Realtime Access Map
Evaluation of protein secondary structure prediction algorithms on a new advanced benchmark dataset
Starting from 1970s, researchers have been studying secondary structure prediction. However the accuracy of state-of art methods reach to approximately 80- 85%. One of the reasons for that is related with the limitations in respect to datasets used for training or testing the algorithm.
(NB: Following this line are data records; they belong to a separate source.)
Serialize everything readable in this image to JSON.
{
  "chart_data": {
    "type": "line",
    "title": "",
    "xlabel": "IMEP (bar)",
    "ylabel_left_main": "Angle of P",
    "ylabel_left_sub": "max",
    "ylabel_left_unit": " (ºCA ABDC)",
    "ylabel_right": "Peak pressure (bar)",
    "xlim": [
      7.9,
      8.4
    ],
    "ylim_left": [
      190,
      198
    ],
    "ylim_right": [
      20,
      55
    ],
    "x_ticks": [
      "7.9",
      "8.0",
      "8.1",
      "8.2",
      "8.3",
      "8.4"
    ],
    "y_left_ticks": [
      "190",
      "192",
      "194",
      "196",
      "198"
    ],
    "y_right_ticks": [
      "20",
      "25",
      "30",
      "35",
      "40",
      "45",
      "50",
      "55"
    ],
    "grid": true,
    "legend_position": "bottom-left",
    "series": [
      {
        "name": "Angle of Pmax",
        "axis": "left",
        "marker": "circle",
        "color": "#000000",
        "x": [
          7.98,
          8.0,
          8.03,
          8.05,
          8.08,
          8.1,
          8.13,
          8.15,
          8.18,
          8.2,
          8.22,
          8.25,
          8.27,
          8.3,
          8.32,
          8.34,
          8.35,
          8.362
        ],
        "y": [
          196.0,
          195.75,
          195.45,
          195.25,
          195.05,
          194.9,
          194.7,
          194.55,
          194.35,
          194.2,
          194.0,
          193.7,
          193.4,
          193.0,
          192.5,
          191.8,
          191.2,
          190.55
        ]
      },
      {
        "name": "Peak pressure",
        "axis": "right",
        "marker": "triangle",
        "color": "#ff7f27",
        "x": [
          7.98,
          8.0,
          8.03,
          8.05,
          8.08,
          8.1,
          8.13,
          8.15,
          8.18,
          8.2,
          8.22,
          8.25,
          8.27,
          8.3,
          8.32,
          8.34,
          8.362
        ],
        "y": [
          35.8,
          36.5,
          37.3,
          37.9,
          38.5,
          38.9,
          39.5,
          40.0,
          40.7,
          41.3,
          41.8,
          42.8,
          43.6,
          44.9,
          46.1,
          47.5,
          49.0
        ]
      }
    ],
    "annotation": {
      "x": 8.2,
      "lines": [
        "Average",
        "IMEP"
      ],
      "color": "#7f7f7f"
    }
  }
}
A number of databases with n number of experimentally determined proteins, which also contain the knowledge of functionality, biochemical properties and location annotation of proteins, will directly show us how the algorithms work on certain groups of proteins. This also ensures opportunity to users to determine the quality of algorithms on those datasets and to decide on which algorithm can be used for which type of proteins. In this thesis, the objective is set through the development of a new and advanced protein benchmark database which contains functional and biochemical information of experimentally defined 64872 proteins in S2C database derived by ProteinDataBank (PDB). With this database, the seven available predictors are evaluated in respect to their performances on different datasets in terms of functionality and subcellular localization of proteins in the benchmark database. According to the results obtained on proposed benchmark datasets in compare to results on one of existing dataset, RS126, it was shown that grouping proteins into functions in their subcellular localizations have a great impact on deciding the accuracies of existing algorithms.